Nearly a billion people whose survival and livelihood rely on the ocean will be among the first to experience the impacts of global warming that are already underway, according to a recent study.

Projected changes to the oceans’ biogeochemistry, or the condition and content of the seas, over the 21st century were the subject of the study co-authored by 26 scientists and published in PLOS Biology. The scientists identified key stressors in the ocean that without climate change mitigation will increasingly create hot spots of severe environmental degradation.

About 1.4 billion people live in coastal areas that will experience medium to high ocean biogeochemistry change by 2100. Of those, 690 million live in nations with a medium to high ocean dependence.

“The pattern that emerges is that the temperature is going up and productivity is going down,” said Lisa Levin, a co-author of the study and director of the Center for Marine Biodiversity and Conservation at the Scripps Institution of Oceanography.
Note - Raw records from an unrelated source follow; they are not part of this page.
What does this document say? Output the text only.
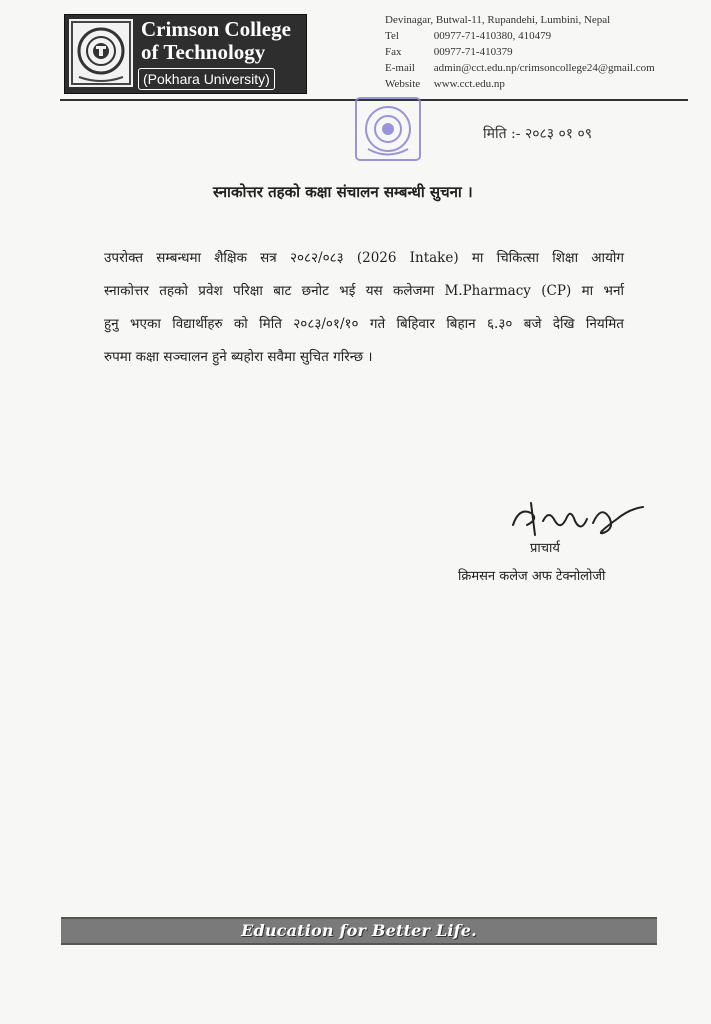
Crimson College
of Technology
(Pokhara University)
Devinagar, Butwal-11, Rupandehi, Lumbini, Nepal
Tel	00977-71-410380, 410479
Fax	00977-71-410379
E-mail admin@cct.edu.np/crimsoncollege24@gmail.com
Website www.cct.edu.np
मिति :- २०८३ ०१ ०९
स्नाकोत्तर तहको कक्षा संचालन सम्बन्धी सुचना ।
उपरोक्त सम्बन्धमा शैक्षिक सत्र २०८२/०८३ (2026 Intake) मा चिकित्सा शिक्षा आयोग
स्नाकोत्तर तहको प्रवेश परिक्षा बाट छनोट भई यस कलेजमा M.Pharmacy (CP) मा भर्ना
हुनु भएका विद्यार्थीहरु को मिति २०८३/०१/१० गते बिहिवार बिहान ६.३० बजे देखि नियमित
रुपमा कक्षा सञ्चालन हुने ब्यहोरा सवैमा सुचित गरिन्छ ।
प्राचार्य
क्रिमसन कलेज अफ टेक्नोलोजी
Education for Better Life.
Ocean warming due to carbon dioxide emissions, which peaked at 400 parts per million this year, is the main culprit for the decline. By the end of the century, with little or no change in the current emissions scenario, surface ocean temperatures could rise by 2 to 3 degrees Celsius. The subsequent changes would include an increase in acidity, a decrease in oxygen concentration and a decline of ocean productivity by 2 to 20 percent, according to the study.
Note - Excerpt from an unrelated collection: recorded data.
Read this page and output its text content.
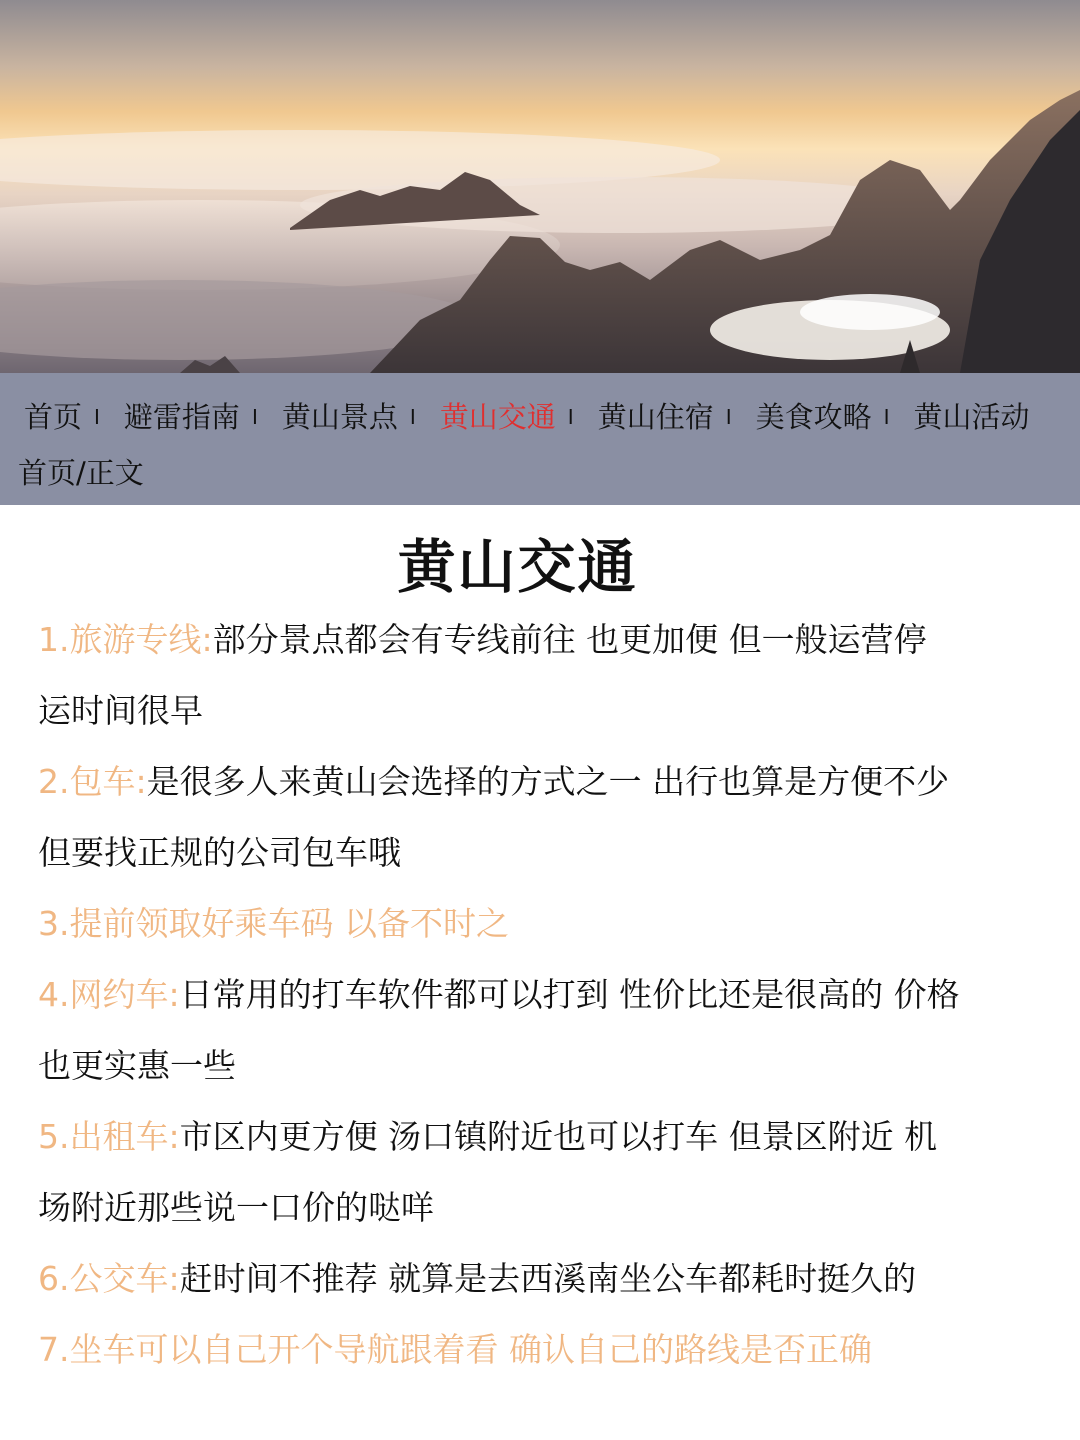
首页 I 避雷指南 I 黄山景点 I 黄山交通 I 黄山住宿 I 美食攻略 I 黄山活动
首页/正文
黄山交通
1.旅游专线:部分景点都会有专线前往 也更加便 但一般运营停
运时间很早
2.包车:是很多人来黄山会选择的方式之一 出行也算是方便不少
但要找正规的公司包车哦
3.提前领取好乘车码 以备不时之
4.网约车:日常用的打车软件都可以打到 性价比还是很高的 价格
也更实惠一些
5.出租车:市区内更方便 汤口镇附近也可以打车 但景区附近 机
场附近那些说一口价的哒咩
6.公交车:赶时间不推荐 就算是去西溪南坐公车都耗时挺久的
7.坐车可以自己开个导航跟着看 确认自己的路线是否正确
“In terms of the human element, the hardest hit will be the poorest countries that live on a subsistence matter,” Levin said. “Their food and livelihood comes from the ocean.”
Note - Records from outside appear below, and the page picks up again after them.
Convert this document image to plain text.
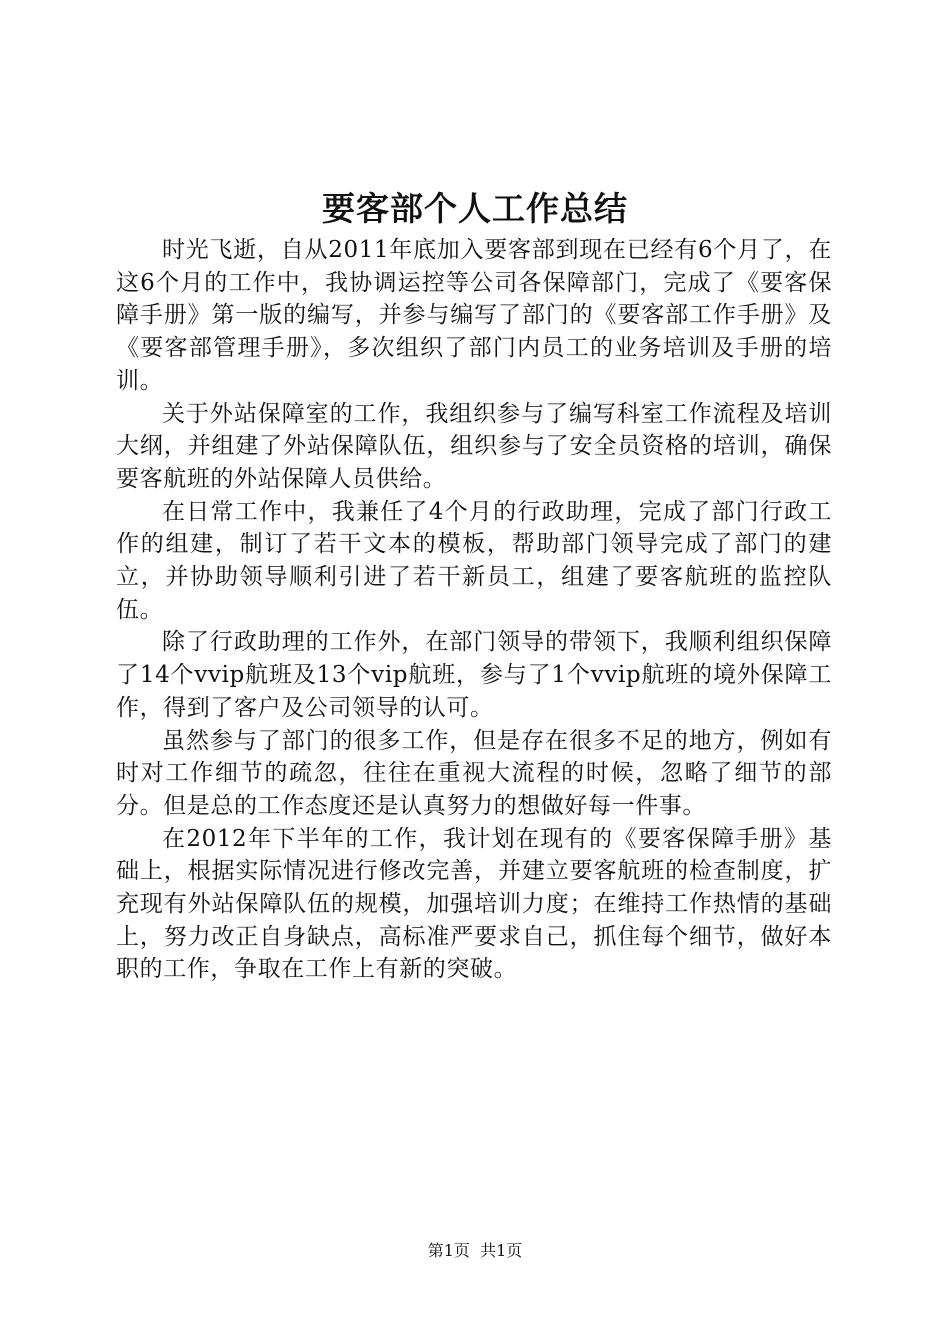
要客部个人工作总结

时光飞逝，自从2011年底加入要客部到现在已经有6个月了，在这6个月的工作中，我协调运控等公司各保障部门，完成了《要客保障手册》第一版的编写，并参与编写了部门的《要客部工作手册》及《要客部管理手册》，多次组织了部门内员工的业务培训及手册的培训。

关于外站保障室的工作，我组织参与了编写科室工作流程及培训大纲，并组建了外站保障队伍，组织参与了安全员资格的培训，确保要客航班的外站保障人员供给。

在日常工作中，我兼任了4个月的行政助理，完成了部门行政工作的组建，制订了若干文本的模板，帮助部门领导完成了部门的建立，并协助领导顺利引进了若干新员工，组建了要客航班的监控队伍。

除了行政助理的工作外，在部门领导的带领下，我顺利组织保障了14个vvip航班及13个vip航班，参与了1个vvip航班的境外保障工作，得到了客户及公司领导的认可。

虽然参与了部门的很多工作，但是存在很多不足的地方，例如有时对工作细节的疏忽，往往在重视大流程的时候，忽略了细节的部分。但是总的工作态度还是认真努力的想做好每一件事。

在2012年下半年的工作，我计划在现有的《要客保障手册》基础上，根据实际情况进行修改完善，并建立要客航班的检查制度，扩充现有外站保障队伍的规模，加强培训力度；在维持工作热情的基础上，努力改正自身缺点，高标准严要求自己，抓住每个细节，做好本职的工作，争取在工作上有新的突破。

第1页  共1页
Changes rising up the food chain

In the food web, the first to be affected by a slight or drastic change in the environment are microscopic phytoplankton that serve as a vital food source for fish larvae in shallow and deep ocean floors. A separate study found that cold-water plankton are declining as the waters of the north Atlantic Ocean warm.

The impact on the larger ocean food chain travels from the sea creatures to the communities that are dependent on fisheries and productive coral reefs.

The scientists assembled a global distribution map of 32 marine habitats to assess the potential vulnerability of the ocean’s biological systems.

“A lot of the areas most impacted by stressors have multiple things overlapping because they already are partially dictated by low oxygen and pH levels,” said Andrew Thurber, co-author of the PLOS study and a scientist at the College of Earth, Ocean and Atmospheric Sciences at Oregon State University.

One caveat is that some species will not be harmed. Species that were once rare in a region may expand their numbers.

Cascade of effects

As the ocean’s natural chemistry changes over time, the stressors will create a cascade of effects on species, such as changes in body size and growth, survival and abundance, and range and distribution.

The study does not stop at the science and goes on to expand into socioeconomic risk.

In an effort to measure the impact, the scientists used three different metrics of people’s reliance on the ocean: jobs, revenues and food.

“This highlights the looming vulnerability in developing and low-income countries, and an unfortunate disparity between those who benefit economically from the processes creating climate change and those who will have to pay the most of the environmental and social costs,” the study says.

The solution, the scientists say, is to reduce greenhouse gas emissions. The creation of marine reserves and better management of fisheries could help, but it won’t mitigate the direct impact of climate change, Thurber said.

“If we continue with our business-as-usual scenario and keep on polluting, we’re essentially going to double the amount of people who are least able to adapt to climate change,” he said. “The question now is how willing we are for any sort of strategy we can use for mitigation.”